The agenda items set down for next Tuesday feature more planning applications that are literally tearing the heart out of Carnegie and Bentleigh in particular. Of concern is council’s continued penchant to waive visitor car parking with the most spurious and illogical arguments – none of which are of course justified in the various reports.

Here is our ‘review’ of the first of these:

7-11 Belsize Avenue, Carnegie

The application is for a four storey apartment block with 36 units and a visitor car parking waiver of 4. The officer report recommends a permit plus the increase of visitor car parking from 3 to 4 spots – that means a shortfall of 3 spaces.

Things to note:

  • Once again the report does not state how many of these 36 apartments are single, double or triple bedrooms.
  • Setbacks are inadequate but council’s new line of argument is now – Even though the setbacks are less than ideal they still allowed for inclusion of canopy trees, provided that appropriate species were utilised. PLUS this little beauty – The extent of basement and proximity to boundaries was not uncommon for developments of this scale. North-east, north-west and south-east corners all allowed for planning of larger canopy trees.
  • Council repeatedly resorts to the terminology of “preferred character”, conveniently forgetting to highlight the fact that there are NO PREFERRED CHARACTER STATEMENTS FOR ANY HOUSING DIVERSITY AREAS. The result of this failure is that we get the nonsense of: Whilst a four storey development may be acceptable in principle, the design must also respond to its context and achieve an acceptable degree of fit with the preferred character of the area dictated by existing and emerging building forms. What total rubbish.!!!!! With no preferred character statement, conflating ‘existing’ with‘emerging building forms’ is completely contradictory and nonsensical. There are 19 properties in this section of Belsize Avenue. One property has 13 units and another fronting Neerim Road is also a 4 storey with plenty of units. Thus the majority of Belsize remains intact at this point in time! The residents of Belsize and other areas are therefore paying the price of inept council planning that goes back decades. Why aren’t there ‘preferred character statements’? Why hasn’t this been highlighted in the recent structure planning?
  • We also get an entirely new argument with this paragraph – Limited consideration has been given to the structure plan or guidelines due to the advanced stage of the application when the structure plan and guidelines were adopted by Council. Importantly in this respect, the height of the development is in line with the future expectation for this area. Given that council has on several occasions used the structure plan arguments at VCAT, we find it interesting that there is now a divergence from this position and, of course, all to the advantage of the developer! The fact that several paragraphs earlier the report states (f)urthermore it is consistent with what has been adopted under the Carnegie Structure Plan. Thus we have two totally contradictory positions – either the draft structure plan is worthy of consideration, or it’s not. Council can’t have it both ways! Also worth pointing out that the application was received by council on the 29/11/2017 – hardly eons ago!
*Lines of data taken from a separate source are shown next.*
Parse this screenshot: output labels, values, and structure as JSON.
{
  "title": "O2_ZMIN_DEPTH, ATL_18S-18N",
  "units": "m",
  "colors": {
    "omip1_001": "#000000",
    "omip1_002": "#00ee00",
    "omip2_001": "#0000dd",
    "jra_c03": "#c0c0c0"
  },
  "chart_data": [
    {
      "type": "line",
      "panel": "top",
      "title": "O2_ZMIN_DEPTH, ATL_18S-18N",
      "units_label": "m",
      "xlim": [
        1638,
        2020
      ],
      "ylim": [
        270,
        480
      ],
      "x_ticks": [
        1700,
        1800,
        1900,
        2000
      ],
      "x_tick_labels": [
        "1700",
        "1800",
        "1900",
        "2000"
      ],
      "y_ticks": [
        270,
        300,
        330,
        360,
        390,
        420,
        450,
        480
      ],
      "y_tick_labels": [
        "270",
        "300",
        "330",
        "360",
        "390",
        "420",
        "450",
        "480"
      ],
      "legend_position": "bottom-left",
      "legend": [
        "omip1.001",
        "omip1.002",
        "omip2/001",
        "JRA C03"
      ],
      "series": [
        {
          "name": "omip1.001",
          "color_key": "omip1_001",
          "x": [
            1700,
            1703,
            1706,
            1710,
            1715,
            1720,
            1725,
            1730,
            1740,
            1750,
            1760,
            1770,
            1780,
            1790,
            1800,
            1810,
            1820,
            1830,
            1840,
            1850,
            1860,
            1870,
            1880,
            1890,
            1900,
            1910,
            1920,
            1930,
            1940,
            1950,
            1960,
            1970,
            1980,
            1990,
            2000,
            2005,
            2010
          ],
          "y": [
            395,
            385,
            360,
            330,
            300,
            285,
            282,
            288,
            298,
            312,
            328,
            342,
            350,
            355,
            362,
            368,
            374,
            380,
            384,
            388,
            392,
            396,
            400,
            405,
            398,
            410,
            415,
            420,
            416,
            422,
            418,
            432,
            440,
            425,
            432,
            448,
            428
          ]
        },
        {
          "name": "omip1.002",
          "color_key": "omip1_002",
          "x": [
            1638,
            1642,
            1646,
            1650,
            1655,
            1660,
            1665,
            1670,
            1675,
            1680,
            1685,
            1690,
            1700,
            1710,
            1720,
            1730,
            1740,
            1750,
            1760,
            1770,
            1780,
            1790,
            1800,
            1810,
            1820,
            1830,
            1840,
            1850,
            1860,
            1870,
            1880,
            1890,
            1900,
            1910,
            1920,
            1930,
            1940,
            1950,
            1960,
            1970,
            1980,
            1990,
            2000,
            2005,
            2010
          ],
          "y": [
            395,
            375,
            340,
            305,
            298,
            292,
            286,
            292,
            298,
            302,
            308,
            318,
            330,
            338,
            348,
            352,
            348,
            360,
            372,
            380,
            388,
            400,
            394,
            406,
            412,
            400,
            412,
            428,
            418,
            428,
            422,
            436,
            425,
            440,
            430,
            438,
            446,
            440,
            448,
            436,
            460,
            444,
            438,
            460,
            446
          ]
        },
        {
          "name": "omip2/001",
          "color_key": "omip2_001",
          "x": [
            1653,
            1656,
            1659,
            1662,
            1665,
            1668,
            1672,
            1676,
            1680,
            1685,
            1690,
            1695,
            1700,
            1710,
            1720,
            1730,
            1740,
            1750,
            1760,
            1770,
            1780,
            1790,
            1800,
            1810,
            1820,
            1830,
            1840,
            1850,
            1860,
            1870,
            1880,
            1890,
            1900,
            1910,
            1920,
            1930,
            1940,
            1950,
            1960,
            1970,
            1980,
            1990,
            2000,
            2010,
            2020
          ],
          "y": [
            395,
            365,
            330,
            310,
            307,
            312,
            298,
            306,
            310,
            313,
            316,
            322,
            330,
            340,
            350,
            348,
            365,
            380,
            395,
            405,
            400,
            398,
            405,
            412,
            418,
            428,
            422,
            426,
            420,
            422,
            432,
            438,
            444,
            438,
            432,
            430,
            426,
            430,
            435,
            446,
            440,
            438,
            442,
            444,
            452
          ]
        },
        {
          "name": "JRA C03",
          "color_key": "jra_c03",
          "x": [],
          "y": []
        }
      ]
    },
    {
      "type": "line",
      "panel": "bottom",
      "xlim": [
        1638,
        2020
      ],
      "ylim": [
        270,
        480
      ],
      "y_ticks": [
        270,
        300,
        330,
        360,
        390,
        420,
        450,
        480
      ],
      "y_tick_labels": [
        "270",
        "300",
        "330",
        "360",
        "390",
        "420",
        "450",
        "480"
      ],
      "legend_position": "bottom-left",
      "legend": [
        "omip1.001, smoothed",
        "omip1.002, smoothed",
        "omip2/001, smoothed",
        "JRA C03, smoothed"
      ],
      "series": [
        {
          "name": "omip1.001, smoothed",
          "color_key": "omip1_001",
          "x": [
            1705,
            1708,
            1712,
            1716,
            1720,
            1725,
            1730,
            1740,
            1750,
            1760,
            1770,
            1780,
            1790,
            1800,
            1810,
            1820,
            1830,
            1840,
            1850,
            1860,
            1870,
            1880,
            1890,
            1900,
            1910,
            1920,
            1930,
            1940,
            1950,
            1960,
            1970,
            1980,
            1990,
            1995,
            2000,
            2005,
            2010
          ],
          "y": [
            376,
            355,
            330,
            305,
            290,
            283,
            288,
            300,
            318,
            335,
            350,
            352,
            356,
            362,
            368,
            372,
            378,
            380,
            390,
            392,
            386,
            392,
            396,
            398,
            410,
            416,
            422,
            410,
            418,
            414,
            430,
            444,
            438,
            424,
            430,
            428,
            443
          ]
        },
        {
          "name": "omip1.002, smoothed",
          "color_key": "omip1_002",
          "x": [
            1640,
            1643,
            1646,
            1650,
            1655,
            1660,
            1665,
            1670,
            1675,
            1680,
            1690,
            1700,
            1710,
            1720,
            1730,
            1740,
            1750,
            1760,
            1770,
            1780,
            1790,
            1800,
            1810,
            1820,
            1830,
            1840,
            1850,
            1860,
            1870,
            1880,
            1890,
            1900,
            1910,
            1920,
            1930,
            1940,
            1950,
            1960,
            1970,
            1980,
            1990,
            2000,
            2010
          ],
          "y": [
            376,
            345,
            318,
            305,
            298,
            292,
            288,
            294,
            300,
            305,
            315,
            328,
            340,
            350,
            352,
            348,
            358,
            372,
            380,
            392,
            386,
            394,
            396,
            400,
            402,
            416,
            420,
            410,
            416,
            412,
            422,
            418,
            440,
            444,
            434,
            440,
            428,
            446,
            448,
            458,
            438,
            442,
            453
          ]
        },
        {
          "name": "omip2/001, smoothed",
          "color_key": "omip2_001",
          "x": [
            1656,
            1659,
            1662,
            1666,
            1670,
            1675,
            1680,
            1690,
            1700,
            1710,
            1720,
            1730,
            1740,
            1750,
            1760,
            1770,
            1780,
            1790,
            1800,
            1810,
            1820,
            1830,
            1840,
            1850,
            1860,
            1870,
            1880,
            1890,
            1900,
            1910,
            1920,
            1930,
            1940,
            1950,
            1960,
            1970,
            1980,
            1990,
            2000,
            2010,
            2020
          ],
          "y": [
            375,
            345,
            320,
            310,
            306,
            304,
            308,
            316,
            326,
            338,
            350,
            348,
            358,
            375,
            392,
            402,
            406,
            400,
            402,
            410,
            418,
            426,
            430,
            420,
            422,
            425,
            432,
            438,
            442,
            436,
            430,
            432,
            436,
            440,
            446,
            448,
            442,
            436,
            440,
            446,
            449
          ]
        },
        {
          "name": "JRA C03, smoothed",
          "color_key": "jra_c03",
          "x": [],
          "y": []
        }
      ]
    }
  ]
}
And finally, residents have consistently been told that height is not the be all and end all – yet here we have council’s ‘excuses’ concentrating exclusively on height.
  • Why can’t Glen Eira provide a table that itemises every single component of ResCode and the other requirements that clearly show what is compliant and what isn’t. Council has done this for some applications (poorly) so why not for ALL applications? That would avoid officer reports filled with weasel word after weasel word and phrases – ie ‘not have a major impact’ on traffic; “broadly consistent’, ‘not unreasonably’ etc. Would someone like to give their interpretation of ‘reasonable’ and what ‘broadly consistent’ means?

Our conclusion remains that officer reports are anything but ‘objective’. They simply highlight all the reasons as to why a development should get its permit and ignores, or undervalues, the reasons why it shouldn’t. That of course is planning in Glen Eira!